Les volumes de sucre ne seront pas importés en France, mais par des pays déficitaires (Espagne, Portugal, Italie) historiquement alimentés par la France. Avec le Mercosur, ce marché sera diminué de 190 000 t : c’est l’équivalent de la production d’une usine française !
Le cadeau de 8,2 Mhl d’éthanol à droit réduit ou nul, « est véritablement énorme, selon Timothé Masson, économiste à la CGB : cela représente, pour l’UE-27, environ 15 % de la production communautaire, ou l’équivalent de ce que produit la France à partir de ses betteraves ». Et d’ajouter : « ces deux concessions cumulées (sucre et éthanol) accordées par l’Union européenne représentent la production de 1/8ème des surfaces françaises de betteraves. »
Cet accord, dont le mandat a été donné à la Commission européenne il y a trente ans, n’inclut aucune clause relative au mode de production (les fameuses « clauses miroir »), et notamment :
– Aucun encadrement sur les produits phytosanitaires utilisés pour produire la canne à sucre au Brésil. Actuellement, au moins 40 substances actives sont autorisées au Brésil, mais interdites dans l’Union.
– Aucune demande de traçabilité relative aux OGM, alors que le Brésil autorise, depuis 2017, la culture de canne transgénique.

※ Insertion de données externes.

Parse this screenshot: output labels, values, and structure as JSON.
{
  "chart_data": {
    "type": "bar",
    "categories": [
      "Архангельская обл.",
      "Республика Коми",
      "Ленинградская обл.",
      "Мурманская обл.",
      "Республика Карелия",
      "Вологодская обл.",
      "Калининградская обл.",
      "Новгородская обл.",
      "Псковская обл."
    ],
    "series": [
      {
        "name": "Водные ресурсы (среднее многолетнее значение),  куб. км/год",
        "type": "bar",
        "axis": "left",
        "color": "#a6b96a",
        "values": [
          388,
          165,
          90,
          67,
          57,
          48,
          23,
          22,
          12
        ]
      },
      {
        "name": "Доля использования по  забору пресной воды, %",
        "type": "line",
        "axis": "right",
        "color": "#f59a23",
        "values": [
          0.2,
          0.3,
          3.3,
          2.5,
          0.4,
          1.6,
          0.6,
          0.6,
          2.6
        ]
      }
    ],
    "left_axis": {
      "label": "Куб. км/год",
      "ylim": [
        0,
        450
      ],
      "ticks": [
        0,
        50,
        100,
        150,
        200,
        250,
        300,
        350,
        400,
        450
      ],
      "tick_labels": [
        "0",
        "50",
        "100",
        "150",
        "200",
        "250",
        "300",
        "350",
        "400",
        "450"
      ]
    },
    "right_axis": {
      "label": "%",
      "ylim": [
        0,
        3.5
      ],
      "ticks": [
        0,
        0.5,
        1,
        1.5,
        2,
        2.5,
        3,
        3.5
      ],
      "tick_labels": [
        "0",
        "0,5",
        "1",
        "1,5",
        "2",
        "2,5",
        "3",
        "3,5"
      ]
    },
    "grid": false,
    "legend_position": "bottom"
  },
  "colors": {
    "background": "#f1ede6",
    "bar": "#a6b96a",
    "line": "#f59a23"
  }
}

– Aucun encadrement sur le droit social dans les plantations de canne. Timothé Masson rappelle que « moins du tiers des surfaces brésiliennes de canne à sucre est cultivé par des planteurs indépendants, les deux-tiers étant cultivé par des groupes industriels. Les concessions de volumes ne sont donc pas faites majoritairement au profit d’agriculteurs brésiliens, mais au profit de groupes industriels. »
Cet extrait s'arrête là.